Policy initiatives such as Digital India and data localisation support long-term demand. Upcoming luxury residential projects in Gurugram and expansion into Andhra Pradesh provide additional growth visibility.

Financial Highlights of Anant Raj

Particulars (₹ million) FY23 FY24 FY25 H1FY26
Revenue 9,570 14,830 20,600 12,232
Operating Profit 1,970 3,340 5,320 3,385.8
Operating Margin (%) 21.00% 23.00% 25.80% 27.20%
Net Profit 1,490 2,710 4,260 2,640.8
Net Profit Margin (%) 15.60% 18.30% 20.70% 21.20%
Cash Flow from Operations (CFO) 330 -260 970 1,944.20
CFO / PAT 0.22x -0.1x 0.23x 0.73x
Source: Company Financial Report

The company reported steady revenue growth over the last 3 years, due to improving project execution.

Operating and net profit margins expanded reflecting better cost control and lower debt levels. Cash flows were volatile during the expansion phase, but H1 FY26 shows a clear improvement, with operating cash flow covering a larger share of net profit.

Other High-Impact Sectors Around Budget 2026

While tourism, hospitality, and Realty remain key themes ahead of the Union Budget 2026, investors are also tracking several other sectors in focus ahead of budget.

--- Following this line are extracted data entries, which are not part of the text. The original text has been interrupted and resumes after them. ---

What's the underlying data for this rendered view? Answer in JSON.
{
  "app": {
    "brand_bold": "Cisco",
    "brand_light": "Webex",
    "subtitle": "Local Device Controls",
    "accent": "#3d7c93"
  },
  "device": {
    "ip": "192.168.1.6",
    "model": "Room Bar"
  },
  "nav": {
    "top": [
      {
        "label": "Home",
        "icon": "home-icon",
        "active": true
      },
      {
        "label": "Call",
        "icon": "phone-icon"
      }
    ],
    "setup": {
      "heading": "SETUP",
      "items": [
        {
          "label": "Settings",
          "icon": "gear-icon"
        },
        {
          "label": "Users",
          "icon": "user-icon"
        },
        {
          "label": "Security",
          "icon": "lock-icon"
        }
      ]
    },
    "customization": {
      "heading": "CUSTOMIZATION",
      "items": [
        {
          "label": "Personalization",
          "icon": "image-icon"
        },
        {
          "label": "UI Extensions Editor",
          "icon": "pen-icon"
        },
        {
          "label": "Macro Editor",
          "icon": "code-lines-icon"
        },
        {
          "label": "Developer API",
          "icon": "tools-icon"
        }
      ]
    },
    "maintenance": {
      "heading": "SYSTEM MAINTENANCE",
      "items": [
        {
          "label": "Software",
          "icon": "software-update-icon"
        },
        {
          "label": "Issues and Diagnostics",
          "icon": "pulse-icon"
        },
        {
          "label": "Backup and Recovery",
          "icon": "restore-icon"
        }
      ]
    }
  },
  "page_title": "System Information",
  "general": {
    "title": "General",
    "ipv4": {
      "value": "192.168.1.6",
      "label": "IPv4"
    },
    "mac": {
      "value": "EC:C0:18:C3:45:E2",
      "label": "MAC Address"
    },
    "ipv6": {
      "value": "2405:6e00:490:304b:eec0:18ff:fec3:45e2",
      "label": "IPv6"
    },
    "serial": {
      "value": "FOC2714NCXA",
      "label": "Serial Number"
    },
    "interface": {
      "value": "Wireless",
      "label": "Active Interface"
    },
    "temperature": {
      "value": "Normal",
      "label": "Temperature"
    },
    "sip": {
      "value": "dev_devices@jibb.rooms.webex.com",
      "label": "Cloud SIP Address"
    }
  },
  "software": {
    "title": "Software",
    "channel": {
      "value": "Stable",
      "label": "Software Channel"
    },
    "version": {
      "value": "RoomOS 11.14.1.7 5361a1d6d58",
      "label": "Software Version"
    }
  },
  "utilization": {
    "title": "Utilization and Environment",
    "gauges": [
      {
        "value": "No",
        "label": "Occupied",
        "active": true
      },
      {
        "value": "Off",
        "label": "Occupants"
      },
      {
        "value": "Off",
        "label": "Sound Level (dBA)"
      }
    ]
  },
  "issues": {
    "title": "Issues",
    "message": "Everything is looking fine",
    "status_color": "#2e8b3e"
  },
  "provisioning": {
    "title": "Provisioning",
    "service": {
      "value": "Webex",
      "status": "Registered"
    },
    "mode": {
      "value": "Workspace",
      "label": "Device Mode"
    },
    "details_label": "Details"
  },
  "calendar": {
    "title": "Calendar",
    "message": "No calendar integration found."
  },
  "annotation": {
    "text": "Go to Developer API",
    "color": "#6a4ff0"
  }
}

We have written about Budget-linked themes such as space, defence, capital goods manufacturing, and semiconductors, which readers may also explore for deeper sector-specific insights.

Ultimately, Budget 2026 is a sentiment-driven trigger. Investors should monitor Budget announcements, sector-wise fund allocations, and emerging policy trends.

Over the long term, however, companies with strong fundamentals, sustainable business models, and financial resilience will create lasting value.